I guess the phrase gang-rape is one that doesn't change much from one generation to the 

next. That's what they did to him, those four sisters. They bent him over a gearbox and 

one of them held a Phillips screwdriver to his temple while they gave him the business. It 

rips you up some, but not bad - am I speaking from personal experience, you ask? - I only 

wish I weren't. You bleed for a while. If you don't want some clown asking you if you 

just started your period, you wad up a bunch of toilet paper and keep it down the back of 

your underwear until it stops. The bleeding really is like a menstrual flow; it keeps up for 

two, maybe three days, a slow trickle. Then it stops. No harm done, unless they've done 

something even more unnatural to you. No physical harm done - but rape is rape, and 

eventually you have to look at your face in the mirror again and decide what to make of 

yourself. 

Andy went through that alone, the way he went through everything alone in those days. 

He must have come to the conclusion that others before him had come to, namely, that 

there are only two ways to deal with the sisters: fight them and get taken, or just get 

taken. 

He decided to fight When Bogs and two of his buddies came after him a week or so after 

the laundry incident ('I heard ya got broke in,' Bogs said, according to Ernie, who was 

around at the time), Andy slugged it out with them. He broke the nose of a fellow named 

Rooster MacBride, a heavy-gutted farmer who was in for beating his step-daughter to 

death. Rooster died in here, I'm happy to add. 

They took him, all three of them. When it was done, Rooster and the other egg - it might 

have been Pete Verness, but I'm not completely sure - forced Andy down to his knees. 

Bogs Diamond stepped in front of him. He had a pearl-handled razor in those days with 

the words Diamond Pearl engraved on both sides of the grip. He opened it and said, I'm 

gonna open my fly now, mister man, and you're going to swallow what I give you to 

swallow. And when you done swallowed mine, you're gonna swallow Rooster's. I guess 

you done broke his nose and I think he ought to have something to pay for it' 

Andy said, 'Anything of yours that you stick in my mouth, you're going to lose it.' 

Bogs looked at Andy like he was crazy, Ernie said. 

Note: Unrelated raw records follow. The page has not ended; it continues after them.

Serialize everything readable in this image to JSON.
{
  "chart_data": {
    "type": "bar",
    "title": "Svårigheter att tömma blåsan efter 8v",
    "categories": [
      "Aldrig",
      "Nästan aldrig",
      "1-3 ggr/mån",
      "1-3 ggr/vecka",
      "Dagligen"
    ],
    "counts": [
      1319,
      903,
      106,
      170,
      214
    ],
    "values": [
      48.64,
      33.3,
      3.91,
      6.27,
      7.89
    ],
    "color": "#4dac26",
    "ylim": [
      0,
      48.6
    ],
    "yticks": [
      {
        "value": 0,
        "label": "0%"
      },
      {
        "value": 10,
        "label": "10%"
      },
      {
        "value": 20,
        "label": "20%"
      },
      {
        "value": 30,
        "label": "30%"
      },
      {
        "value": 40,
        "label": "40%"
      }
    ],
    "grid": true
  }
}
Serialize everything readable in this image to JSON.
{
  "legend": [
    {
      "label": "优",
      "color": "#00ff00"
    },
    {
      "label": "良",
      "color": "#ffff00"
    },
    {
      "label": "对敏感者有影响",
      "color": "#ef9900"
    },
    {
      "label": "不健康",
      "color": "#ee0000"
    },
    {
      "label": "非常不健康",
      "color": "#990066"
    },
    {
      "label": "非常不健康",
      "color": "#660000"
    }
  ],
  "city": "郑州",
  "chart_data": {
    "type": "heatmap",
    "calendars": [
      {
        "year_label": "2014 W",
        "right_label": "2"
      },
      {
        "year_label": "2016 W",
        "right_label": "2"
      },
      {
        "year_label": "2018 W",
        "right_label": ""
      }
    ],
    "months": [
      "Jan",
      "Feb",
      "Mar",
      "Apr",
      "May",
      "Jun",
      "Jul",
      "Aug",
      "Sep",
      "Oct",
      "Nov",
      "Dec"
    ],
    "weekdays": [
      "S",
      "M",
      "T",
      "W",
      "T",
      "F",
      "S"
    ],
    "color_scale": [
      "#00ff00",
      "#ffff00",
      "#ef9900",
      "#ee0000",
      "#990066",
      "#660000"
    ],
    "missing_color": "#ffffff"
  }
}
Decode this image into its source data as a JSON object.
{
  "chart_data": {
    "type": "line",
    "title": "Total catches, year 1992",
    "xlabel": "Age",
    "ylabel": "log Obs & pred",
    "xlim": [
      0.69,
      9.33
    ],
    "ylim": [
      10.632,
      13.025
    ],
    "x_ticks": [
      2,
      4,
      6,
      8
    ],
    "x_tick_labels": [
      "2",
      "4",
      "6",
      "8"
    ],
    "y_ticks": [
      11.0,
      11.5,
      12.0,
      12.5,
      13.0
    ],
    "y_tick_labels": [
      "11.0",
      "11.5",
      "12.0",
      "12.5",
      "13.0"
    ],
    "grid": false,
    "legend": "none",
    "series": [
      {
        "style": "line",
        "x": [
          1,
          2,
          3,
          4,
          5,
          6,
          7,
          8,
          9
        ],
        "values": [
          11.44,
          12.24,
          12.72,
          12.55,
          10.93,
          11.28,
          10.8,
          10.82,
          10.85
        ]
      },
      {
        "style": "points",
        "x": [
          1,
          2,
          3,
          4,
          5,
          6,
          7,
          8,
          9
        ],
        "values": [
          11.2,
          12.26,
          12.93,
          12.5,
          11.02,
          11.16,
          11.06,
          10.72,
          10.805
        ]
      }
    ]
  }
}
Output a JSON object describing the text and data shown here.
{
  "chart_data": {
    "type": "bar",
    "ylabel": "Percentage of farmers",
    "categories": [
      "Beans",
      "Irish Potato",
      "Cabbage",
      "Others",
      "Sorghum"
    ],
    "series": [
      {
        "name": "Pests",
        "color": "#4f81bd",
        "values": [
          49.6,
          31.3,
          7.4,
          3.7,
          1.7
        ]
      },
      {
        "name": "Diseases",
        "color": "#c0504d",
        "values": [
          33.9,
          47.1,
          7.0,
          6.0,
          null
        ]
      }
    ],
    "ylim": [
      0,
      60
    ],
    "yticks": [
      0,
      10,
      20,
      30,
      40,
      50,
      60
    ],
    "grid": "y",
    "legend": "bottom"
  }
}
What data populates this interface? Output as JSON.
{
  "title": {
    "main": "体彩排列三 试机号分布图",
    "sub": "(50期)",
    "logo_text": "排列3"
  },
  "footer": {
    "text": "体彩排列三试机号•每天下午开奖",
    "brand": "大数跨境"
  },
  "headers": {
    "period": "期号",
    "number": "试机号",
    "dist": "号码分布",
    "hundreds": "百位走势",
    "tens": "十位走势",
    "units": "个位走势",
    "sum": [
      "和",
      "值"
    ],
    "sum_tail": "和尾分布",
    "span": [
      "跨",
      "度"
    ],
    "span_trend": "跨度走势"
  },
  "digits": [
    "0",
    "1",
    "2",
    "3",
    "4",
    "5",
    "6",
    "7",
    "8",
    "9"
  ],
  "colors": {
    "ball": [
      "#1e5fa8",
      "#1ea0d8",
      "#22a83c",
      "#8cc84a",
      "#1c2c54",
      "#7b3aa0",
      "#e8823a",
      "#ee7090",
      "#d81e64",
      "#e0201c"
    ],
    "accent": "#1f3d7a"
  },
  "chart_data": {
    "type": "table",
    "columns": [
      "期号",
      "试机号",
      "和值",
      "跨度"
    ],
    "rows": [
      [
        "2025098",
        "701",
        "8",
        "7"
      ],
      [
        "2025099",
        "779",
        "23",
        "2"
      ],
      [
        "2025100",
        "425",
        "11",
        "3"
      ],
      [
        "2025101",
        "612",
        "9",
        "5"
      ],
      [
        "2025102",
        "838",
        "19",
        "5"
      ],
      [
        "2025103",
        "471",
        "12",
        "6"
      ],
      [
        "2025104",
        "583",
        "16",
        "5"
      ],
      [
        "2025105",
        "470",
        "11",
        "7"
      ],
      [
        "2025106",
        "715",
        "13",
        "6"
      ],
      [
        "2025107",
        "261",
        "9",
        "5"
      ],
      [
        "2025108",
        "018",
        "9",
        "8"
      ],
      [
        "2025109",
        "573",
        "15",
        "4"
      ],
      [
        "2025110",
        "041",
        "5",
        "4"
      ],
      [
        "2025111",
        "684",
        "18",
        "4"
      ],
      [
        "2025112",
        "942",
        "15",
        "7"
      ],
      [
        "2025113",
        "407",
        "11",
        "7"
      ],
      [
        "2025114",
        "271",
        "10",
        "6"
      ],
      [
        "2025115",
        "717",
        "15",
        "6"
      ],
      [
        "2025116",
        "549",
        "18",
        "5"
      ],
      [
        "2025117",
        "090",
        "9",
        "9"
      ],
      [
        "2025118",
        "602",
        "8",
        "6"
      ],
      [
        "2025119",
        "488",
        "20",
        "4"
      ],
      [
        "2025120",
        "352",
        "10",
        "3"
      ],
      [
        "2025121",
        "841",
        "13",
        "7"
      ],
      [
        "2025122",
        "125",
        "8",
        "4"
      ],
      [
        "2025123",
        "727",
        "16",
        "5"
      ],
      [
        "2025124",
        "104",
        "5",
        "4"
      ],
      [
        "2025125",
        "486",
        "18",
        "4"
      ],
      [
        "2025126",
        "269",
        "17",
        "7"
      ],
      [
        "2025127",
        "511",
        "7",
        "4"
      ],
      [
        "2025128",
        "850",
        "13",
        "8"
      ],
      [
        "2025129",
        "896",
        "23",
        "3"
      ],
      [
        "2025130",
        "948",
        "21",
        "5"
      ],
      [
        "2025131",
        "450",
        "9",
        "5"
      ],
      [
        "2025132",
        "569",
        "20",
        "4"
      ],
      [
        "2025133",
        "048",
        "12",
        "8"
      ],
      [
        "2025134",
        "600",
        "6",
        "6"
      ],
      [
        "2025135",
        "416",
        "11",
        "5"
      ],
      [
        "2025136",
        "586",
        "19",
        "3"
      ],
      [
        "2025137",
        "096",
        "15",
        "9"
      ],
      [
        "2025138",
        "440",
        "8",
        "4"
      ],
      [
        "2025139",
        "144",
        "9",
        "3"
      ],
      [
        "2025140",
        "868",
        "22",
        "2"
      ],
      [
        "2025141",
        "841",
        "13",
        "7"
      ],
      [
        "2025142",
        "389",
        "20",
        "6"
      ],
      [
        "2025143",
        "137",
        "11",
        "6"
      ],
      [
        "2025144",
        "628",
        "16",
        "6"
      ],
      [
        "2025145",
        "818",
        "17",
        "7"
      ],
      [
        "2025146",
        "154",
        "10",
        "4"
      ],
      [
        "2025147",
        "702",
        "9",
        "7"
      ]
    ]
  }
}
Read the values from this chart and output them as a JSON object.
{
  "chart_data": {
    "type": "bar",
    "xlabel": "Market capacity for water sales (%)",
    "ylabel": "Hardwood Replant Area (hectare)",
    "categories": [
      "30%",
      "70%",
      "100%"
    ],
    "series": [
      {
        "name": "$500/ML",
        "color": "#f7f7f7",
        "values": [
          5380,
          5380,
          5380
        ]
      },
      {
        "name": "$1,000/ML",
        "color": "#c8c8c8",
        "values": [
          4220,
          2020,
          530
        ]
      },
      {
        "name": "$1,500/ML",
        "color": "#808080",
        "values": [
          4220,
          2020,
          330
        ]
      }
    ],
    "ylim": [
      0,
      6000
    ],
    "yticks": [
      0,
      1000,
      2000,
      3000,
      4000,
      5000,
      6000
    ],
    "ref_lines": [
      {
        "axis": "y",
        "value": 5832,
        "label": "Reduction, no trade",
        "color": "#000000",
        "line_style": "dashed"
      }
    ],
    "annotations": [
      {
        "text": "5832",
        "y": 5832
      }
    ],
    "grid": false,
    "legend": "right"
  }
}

'No,' he told Andy, talking to him slowly, like Andy was a stupid kid. 'You didn't 

understand what I said. You do anything like that and I'll put all eight inches of this steel 

into your ear. Get it?' 

'I understand what you said. I don't think you understand me. I'm going to bite whatever 

you stick into my mouth. You can put that razor in my brain, I guess, but you should 

know that a sudden serious brain injury causes the victim to simultaneously urinate, 

defecate... and bite down.' 

He looked up at Bogs, smiling that little smile of his, old Ernie said, as if the three of 

them had been discussing stocks and bonds with him instead of throwing it to him just as 

hard as they could. Just as if he was wearing one of his three-piece bankers' suits instead 

of kneeling on a dirty broom-closet floor with his pants around his ankles and blood 

trickling down the insides of his thighs.